I’d honestly never heard of Four Year Strong before agreeing to do this review. Upon doing some research and checking out some YouTube videos, I figured I knew exactly how this review was going to go. Pop-punk band past their best-before date dusts off breakout album for anniversary tour, cynically wringing the last possible dollars out of a dwindling fan base and an over-commercialised genre that should have been left in the previous decade.

From reading Wikipedia, it seem Four Year Strong helped popularise a genre of pop punk germinated by New Found Glory and Sum 41, known as (shudder) Easycore. Gah! Blasphemy! False! Sellout! Nothing -core should be easy, my underground snob heart cries. Hardcore should be all broken glass and vomit, shredded vocal chords and oppression and violence. This happy shouting and bouncing is a sanitised travesty.

So with my mind made up and my self-important tastes unassailable, I trudged through the rain that was pouring down on Four Year Strong’s parade last night at the King’s Arms.

I wasn’t in time to catch Written By Wolves, but I arrived just as second openers Lookin Up were setting up. These guys were some trad hardcore punk fun, with a bit of pop punk shining through at odd moments. They had good, catchy riffs that chugged when they needed to chug and galloped when they needed to gallop.

The drummer was a highlight, pounding away enthusiastically, all flamboyantly flailing limbs and wide grin. The vocals failed to impress sadly. They were completely inaudible at the start, which to be fair seemed a technical problem. However even when fixed, they lacked the power or conviction to match the aggression and energy the instruments were putting out.

I liked Lookin Up best when they kept it quick, loud and nasty. The longer, more melodic songs had some moments where musical cliches started creeping in. Not that the more aggressive pieces were revolutionising the genre, but tropes are always more enjoyable when they don’t outstay their welcome. Overall though they played with energy and promising talent, and the crowd cheered them off happily.

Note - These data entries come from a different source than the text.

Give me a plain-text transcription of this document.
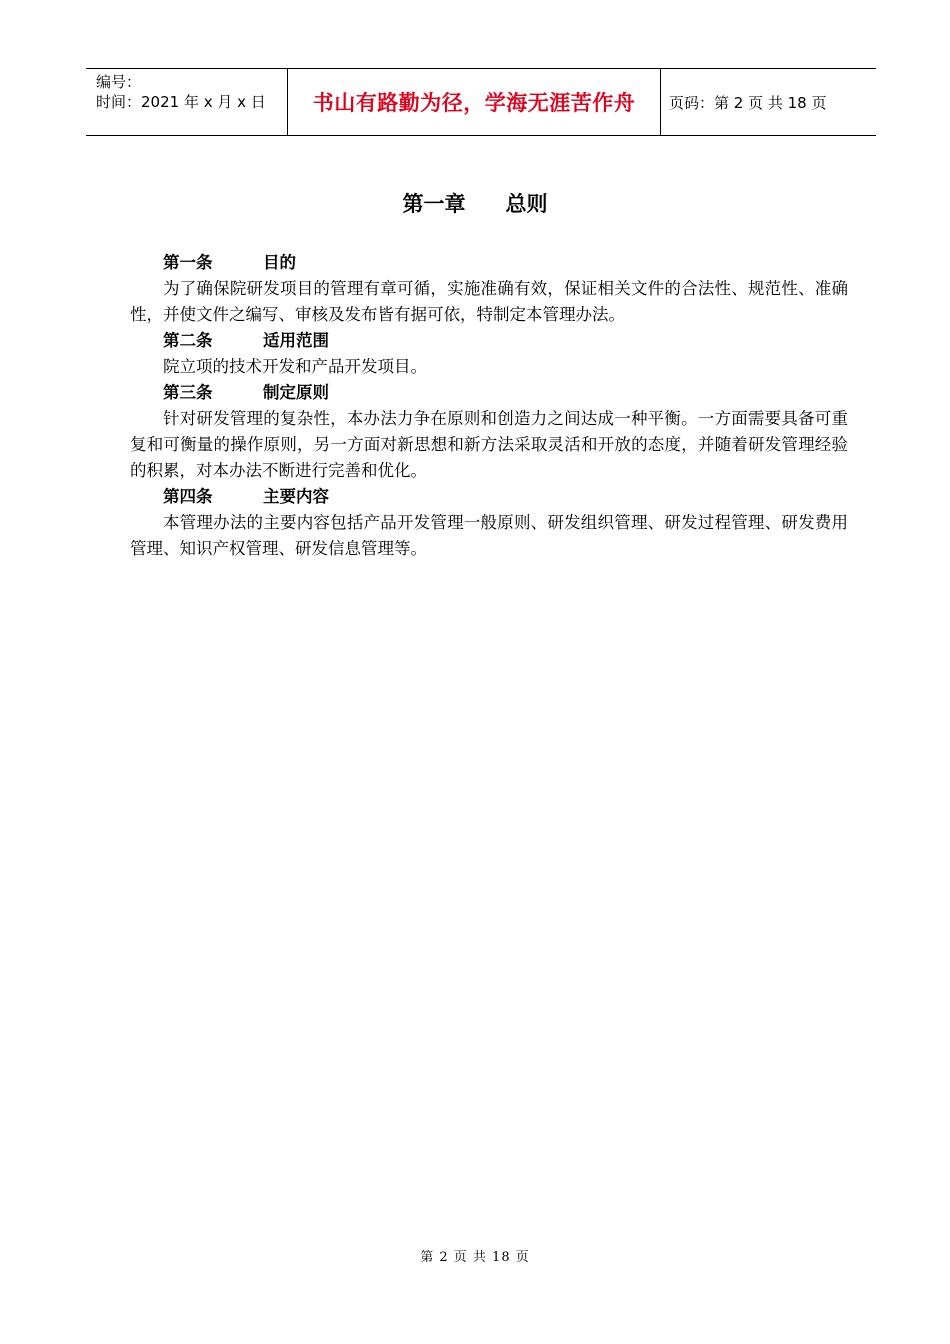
编号：
时间：2021 年 x 月 x 日	书山有路勤为径，学海无涯苦作舟	页码：第 2 页 共 18 页
第一章 总则
第一条	目的

为了确保院研发项目的管理有章可循，实施准确有效，保证相关文件的合法性、规范性、准确性，并使文件之编写、审核及发布皆有据可依，特制定本管理办法。

第二条	适用范围

院立项的技术开发和产品开发项目。

第三条	制定原则

针对研发管理的复杂性，本办法力争在原则和创造力之间达成一种平衡。一方面需要具备可重复和可衡量的操作原则，另一方面对新思想和新方法采取灵活和开放的态度，并随着研发管理经验的积累，对本办法不断进行完善和优化。

第四条	主要内容

本管理办法的主要内容包括产品开发管理一般原则、研发组织管理、研发过程管理、研发费用管理、知识产权管理、研发信息管理等。

第 2 页 共 18 页
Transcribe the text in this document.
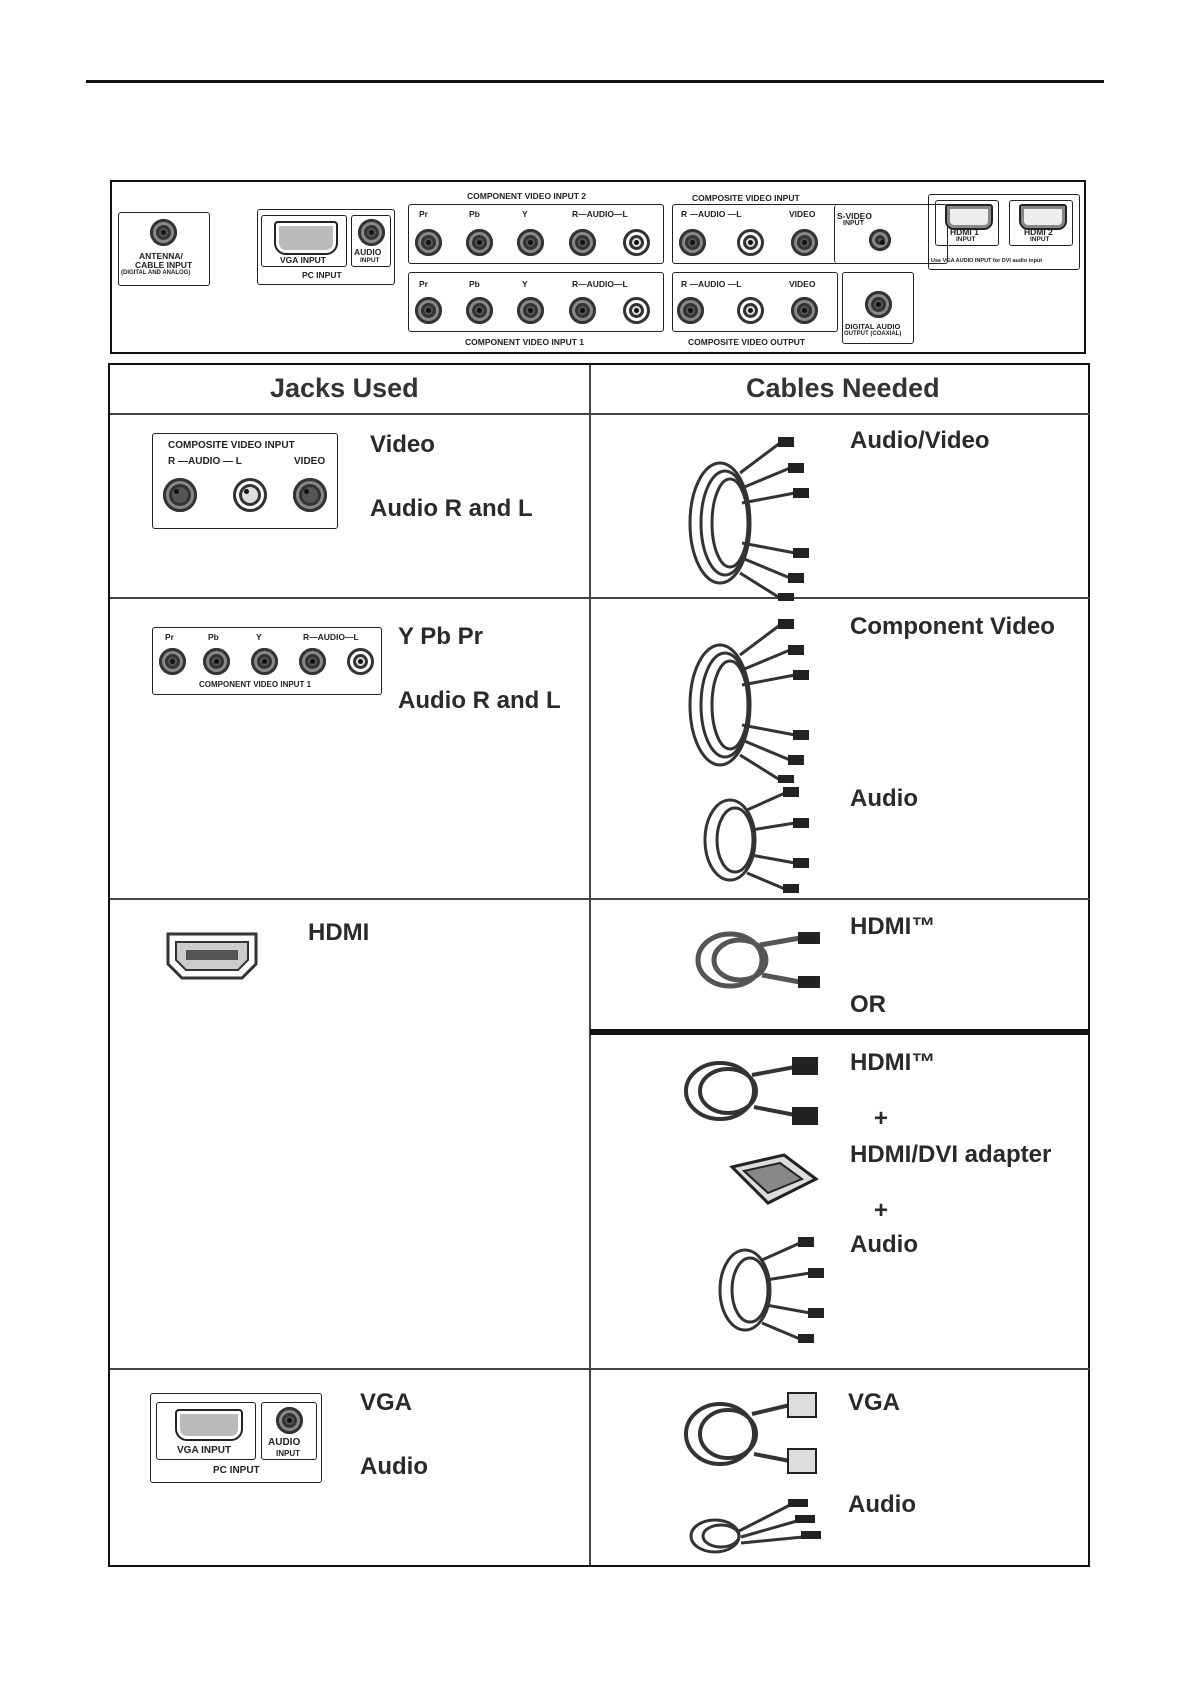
ANTENNA/
CABLE INPUT
(DIGITAL AND ANALOG)
VGA INPUT
AUDIO
INPUT
PC INPUT
COMPONENT VIDEO INPUT 2
Pr	Pb	Y	R—AUDIO—L
Pr	Pb	Y	R—AUDIO—L
COMPONENT VIDEO INPUT 1
COMPOSITE VIDEO INPUT
R —AUDIO —L	VIDEO	S-VIDEO
INPUT
R —AUDIO —L	VIDEO
COMPOSITE VIDEO OUTPUT
DIGITAL AUDIO
OUTPUT (COAXIAL)
HDMI 1
INPUT
HDMI 2
INPUT
Use VGA AUDIO INPUT for DVI audio input
Jacks Used	Cables Needed
COMPOSITE VIDEO INPUT
R —AUDIO — L	VIDEO
Video
Audio R and L
Audio/Video
Pr	Pb	Y	R—AUDIO—L
COMPONENT VIDEO INPUT 1
Y Pb Pr
Audio R and L
Component Video
Audio
HDMI	HDMI™
OR
HDMI™
+
HDMI/DVI adapter
+
Audio
VGA INPUT
AUDIO
INPUT
PC INPUT
VGA
Audio
VGA
Audio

After the wait between sets, the excited cheers of the crowd dragged me lazily from the couch outside and into the back rows, ready to stand stony faced and unimpressed as Four Year Strong re-hashed their glory days. Not two songs in, though, realisation crept in with dawning horror:


They’re killing it.

There goes my street cred.

As much as my inner snob is humiliated to admit, it was an immediate and sustained night of high energy and fun atmosphere. I’ll never buy a Four Year Strong album, and this entire style of music will never be something I seek out. But you just can’t fake the genuine enthusiasm and joy in performing Four Year Strong brought to the stage, or the rambunctious and excitable crowd response. It felt like a raucous garage party among friends, the atmosphere so good humoured I found it impossible to play the curmudgeon.

It definitely wasn’t a night in which I was blown away by musical accomplishment. These were still brash, simple chantalong songs, pop rock with breakdowns thrown in, nothing to drop jaws on the floor.

On top of that, repeated technical issues halted the gig a couple of times between songs, at one point long enough for the irrepressible crowd to get a singalong going. The band played tightly and professionally, though, and the mix added well to the bombastic riffs and drums. The camaraderie was superb, with lots of chats to the audience between songs, and shouts to jump around and sing along.

The fans repaid them, the mid-sized crowd up front leaping, surging and crowd surfing throughout the night. One woman shouted out that it was her birthday, and was invited onstage for hugs, and even encouraged to perform her first ever crowd surf. That confirmed for me the band’s likeability, and the genuine appreciation they displayed for their fans.

It was a short gig, which for me just meant that they didn’t overstay their welcome, though I imagine the fans may have wanted more. Given that Four Year Strong managed to bring a smile to my grumpy purist face, though, their dedicated fans must have been given a night to remember.